After returning to New Zealand, Lips became a four-piece band, with the addition of Maude Morris on guitars and synths and Ruby Walsh on bass.
“We persevered as a two-piece for a long time. I played bass synth, rhythm synth and lead synth, and Fen played drums, samples, synth and we both sang – we could pull it off, but I didn't have the brain bandwidth to be able to do all that as well as perform, so I had a hard time connecting with the audience. After moving back to New Zealand in 2016 we started thinking about adding members. We met Ruby first and she made the band sound so much fuller and tighter (and took the pressure off us), but the sound still felt thin. Not too much later we asked Maude to join the band and that's when our band really clicked and we became what we are now.”
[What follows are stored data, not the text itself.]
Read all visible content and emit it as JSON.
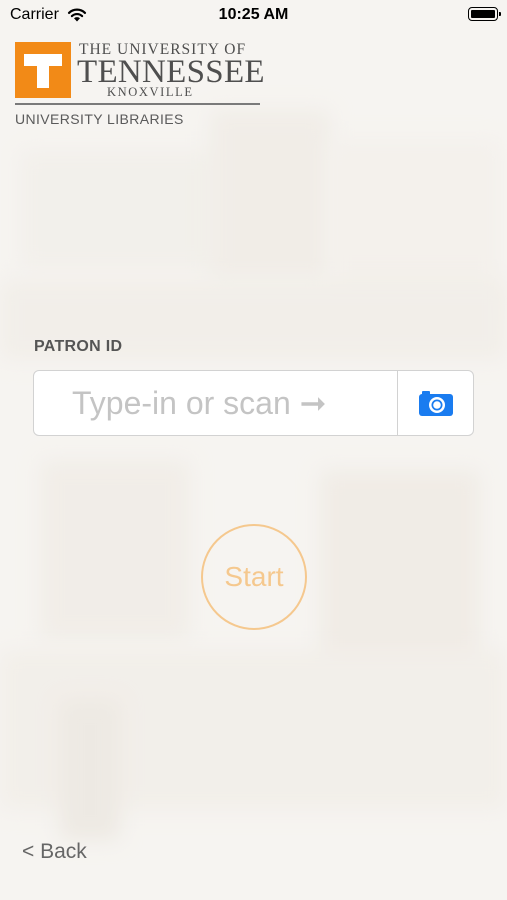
{
  "status_bar": {
    "carrier": "Carrier",
    "time": "10:25 AM"
  },
  "logo": {
    "mark": "T",
    "line1": "THE UNIVERSITY OF",
    "line2": "TENNESSEE",
    "line3": "KNOXVILLE",
    "subtitle": "UNIVERSITY LIBRARIES",
    "brand_color": "#f28a17"
  },
  "form": {
    "label": "PATRON ID",
    "placeholder": "Type-in or scan ➞",
    "value": "",
    "scan_icon": "camera-icon",
    "accent_color": "#1a7cf0"
  },
  "start_label": "Start",
  "back_label": "< Back"
}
The Covid-19 lockdowns allowed them to finish their long-awaited debut album, I Don’t Know Why I Do Anything (2021). The mix of styles and narratives across the songs made it feel like a concept album, or a film soundtrack woven from different people’s stories.
To promote the album, Brown took her band on tour in 2021, playing shows in Wellington, Christchurch, Dunedin, Invercargill, and Auckland. By this stage, Lips’ music was a mix of indie pop/rock, with some singing, some yelling (’Your Deodorant Doesn’t Work’), jazzy synth solos, tight grooves and a solid rhythm section.
The ongoing strength of Lips’ music is reflected by the fact that the group was nominated for the Taite Music Prize in 2022. While Brown might have started the project with low key ambitions, the group has now been going for over a decade and provides a great outlet for her myriad talents as a keyboard player and songwriter.